The shows seemed to have been recorded in LWT's Kent House studios on London's South Bank the previous Tuesday or Wednesday evening to allow school-age kids to attend. And quite what they made of the show's occasional Whistle Test aspirations is anyone's guess. Snafu, Kevin Ayres, Stapps, Ozo (Ozo?), Ronnie Lane, Ace, Melanie and others would never generate the same kind of hysteria that David Essex of the Rollers would, but it's to the producer's credit that they gave time to those acts, even if it did mean playing canned applause at the end of their songs, in fact, there was a 'sound man' adjacent to the control room playing in differing audience reaction tracks between the songs.


In a November 1975 article on ITV's pop music output Marc Bolan referred to Mansfield as "a television version of Ken Russell." Mansfield himself declared "The show is all about uniting the elements of television, the singers who create the song, the cameramen and technicians who get it over on screen, and the audience, who reflect the sheer enjoyment which is pop music. There is a serious, heavy side to pop, but with Supersonic I'm dealing with fun. This always depends on the artist being good enough to make the audience respond, and I won't have anybody on the show who has a hit record but no act to offer and believe me there are plenty of people like that around."


As with any success the cash-ins soon followed, with a tie-in magazine which, in 1975, gave away a flexi-disc of Mansfield chatting to the Bay City Rollers, while the following year there was a K-Tel type compilation album from Stallion Records, rather than go with the actual K-Tel or any of the companies that advertised albums in TV commercials. The back cover announced "With his Supersonic album we aimed for the perfect "line up" for a pop concert - on your own turntable!"


In 1976 a small corner of the studio was set aside to shoot a video for Elton John and Kiki Dee's Don't Go Breaking My Heart, also directed by Mansfield, while at Christmastime 1976 Supersonic moved onto the stage of the Theatre Royal in Drury Lane for a live charity show in the presence of Princess Margaret and hosted by Russell Harty and Joanna Lumley.

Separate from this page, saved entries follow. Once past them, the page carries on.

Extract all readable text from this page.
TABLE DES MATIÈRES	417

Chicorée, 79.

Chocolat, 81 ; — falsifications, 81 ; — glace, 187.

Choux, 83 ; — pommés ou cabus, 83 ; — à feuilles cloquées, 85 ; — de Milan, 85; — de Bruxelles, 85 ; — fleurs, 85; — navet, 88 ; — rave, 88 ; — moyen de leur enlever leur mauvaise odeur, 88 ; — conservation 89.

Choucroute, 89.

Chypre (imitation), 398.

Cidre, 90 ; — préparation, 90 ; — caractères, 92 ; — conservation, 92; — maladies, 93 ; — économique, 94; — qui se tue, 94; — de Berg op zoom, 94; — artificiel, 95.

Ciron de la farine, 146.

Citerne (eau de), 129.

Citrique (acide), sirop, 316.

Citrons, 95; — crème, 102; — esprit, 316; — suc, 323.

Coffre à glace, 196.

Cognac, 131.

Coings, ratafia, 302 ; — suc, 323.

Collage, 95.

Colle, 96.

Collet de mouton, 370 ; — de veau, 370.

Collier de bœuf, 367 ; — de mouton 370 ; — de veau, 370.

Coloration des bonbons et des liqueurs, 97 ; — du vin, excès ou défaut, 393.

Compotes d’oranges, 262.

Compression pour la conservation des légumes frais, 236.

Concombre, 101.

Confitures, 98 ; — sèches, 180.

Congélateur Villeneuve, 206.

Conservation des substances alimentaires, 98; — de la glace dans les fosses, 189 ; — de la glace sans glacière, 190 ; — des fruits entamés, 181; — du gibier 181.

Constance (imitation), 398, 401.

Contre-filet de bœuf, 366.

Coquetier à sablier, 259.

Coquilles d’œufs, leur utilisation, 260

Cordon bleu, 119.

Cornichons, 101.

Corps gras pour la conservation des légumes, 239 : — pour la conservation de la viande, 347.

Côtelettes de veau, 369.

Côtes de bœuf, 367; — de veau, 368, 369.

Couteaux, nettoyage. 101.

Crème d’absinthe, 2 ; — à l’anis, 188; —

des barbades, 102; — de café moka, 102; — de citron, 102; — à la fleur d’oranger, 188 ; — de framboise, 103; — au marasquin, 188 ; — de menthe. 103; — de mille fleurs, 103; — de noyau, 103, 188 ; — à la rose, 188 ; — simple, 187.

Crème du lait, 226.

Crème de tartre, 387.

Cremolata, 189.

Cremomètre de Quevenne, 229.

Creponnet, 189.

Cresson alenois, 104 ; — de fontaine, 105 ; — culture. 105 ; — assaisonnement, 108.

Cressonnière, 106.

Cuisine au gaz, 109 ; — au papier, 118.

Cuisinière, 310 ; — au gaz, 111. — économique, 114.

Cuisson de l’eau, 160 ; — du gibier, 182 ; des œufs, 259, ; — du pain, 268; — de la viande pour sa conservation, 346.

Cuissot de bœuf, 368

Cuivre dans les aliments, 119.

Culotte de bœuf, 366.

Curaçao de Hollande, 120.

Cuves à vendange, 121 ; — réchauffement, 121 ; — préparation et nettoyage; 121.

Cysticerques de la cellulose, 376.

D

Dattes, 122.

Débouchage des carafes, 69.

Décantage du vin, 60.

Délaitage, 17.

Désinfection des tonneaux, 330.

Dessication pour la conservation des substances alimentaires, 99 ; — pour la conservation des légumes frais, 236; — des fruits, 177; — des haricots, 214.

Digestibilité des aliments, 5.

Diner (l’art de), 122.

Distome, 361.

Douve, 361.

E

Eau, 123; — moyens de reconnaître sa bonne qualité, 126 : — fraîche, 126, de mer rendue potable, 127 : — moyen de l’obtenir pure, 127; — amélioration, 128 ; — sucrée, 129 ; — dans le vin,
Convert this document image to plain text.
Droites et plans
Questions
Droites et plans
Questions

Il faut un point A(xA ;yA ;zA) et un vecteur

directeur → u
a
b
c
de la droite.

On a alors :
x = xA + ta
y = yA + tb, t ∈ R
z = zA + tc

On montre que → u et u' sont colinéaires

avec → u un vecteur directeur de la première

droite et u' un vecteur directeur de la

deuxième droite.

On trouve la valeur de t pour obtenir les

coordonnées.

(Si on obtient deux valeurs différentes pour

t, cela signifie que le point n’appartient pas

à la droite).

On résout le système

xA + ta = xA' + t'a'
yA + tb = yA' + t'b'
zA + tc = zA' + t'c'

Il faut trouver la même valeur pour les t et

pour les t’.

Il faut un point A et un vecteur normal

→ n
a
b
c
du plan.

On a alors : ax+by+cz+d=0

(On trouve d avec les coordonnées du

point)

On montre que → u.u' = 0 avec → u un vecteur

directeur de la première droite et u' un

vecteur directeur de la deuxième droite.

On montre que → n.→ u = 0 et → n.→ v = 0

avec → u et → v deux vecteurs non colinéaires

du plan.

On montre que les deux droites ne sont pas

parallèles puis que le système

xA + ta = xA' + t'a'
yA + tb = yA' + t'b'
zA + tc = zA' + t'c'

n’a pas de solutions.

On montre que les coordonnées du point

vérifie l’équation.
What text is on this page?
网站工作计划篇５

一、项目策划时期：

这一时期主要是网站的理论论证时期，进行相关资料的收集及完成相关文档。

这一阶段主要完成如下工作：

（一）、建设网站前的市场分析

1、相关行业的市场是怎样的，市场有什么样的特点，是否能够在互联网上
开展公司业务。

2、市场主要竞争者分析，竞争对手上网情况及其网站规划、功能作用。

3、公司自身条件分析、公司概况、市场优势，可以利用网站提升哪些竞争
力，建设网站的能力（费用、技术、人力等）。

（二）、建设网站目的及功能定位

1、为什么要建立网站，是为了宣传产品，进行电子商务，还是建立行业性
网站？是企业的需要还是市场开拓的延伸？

The show must have somehow made its pop culture mark as Benny Hill added the show to his roster of pop show spoofs along with Ready Steady Go, the Old Grey Whistle Test and Top Of The Pops.


By late 1976 it was obvious that the game was up, with practically of the ITV channels that took the show replacing it with cartoons and the like to counter BBC1's Swap Shop and moving the show to Monday tea-time. London Weekend briefly moved the show to Saturday tea-time it returned to Saturday mornings, but not before giving punk its first TV exposure since the Sex Pistols' Bill Grundy outburst when the Damned appeared in February 1977 performing Neat Neat Neat.


Despite Mansfield's Busby Berkeley aspirations there was a perception that the kind of pop music that the show presented was on its way out, particularly with the advent of disco which really wasn't represented on the show, other than disco-flavoured pop. The show was cancelled in Spring 1977, with this from the TV Times "What a way to go! The last in the present series of Supersonic brings together a host of well known acts to finish in style. And they all combine to turn this show into one to remember." Later, Mike Mansfield would claim that the fire officers from LWT made too many objections about the stage set up.


The show would now go abroad, clips would be sold for US syndication in the show Twiggy's Jukebox in 1978, while the show itself returned for a one-off Christmas special on Channel 4 1983.


Supersonic was a truly fascinating look at British pop at one of its occasional turning points. After disco and punk there would be no going back and for Mike Mansfield. It seemed to be the end of his second golden era.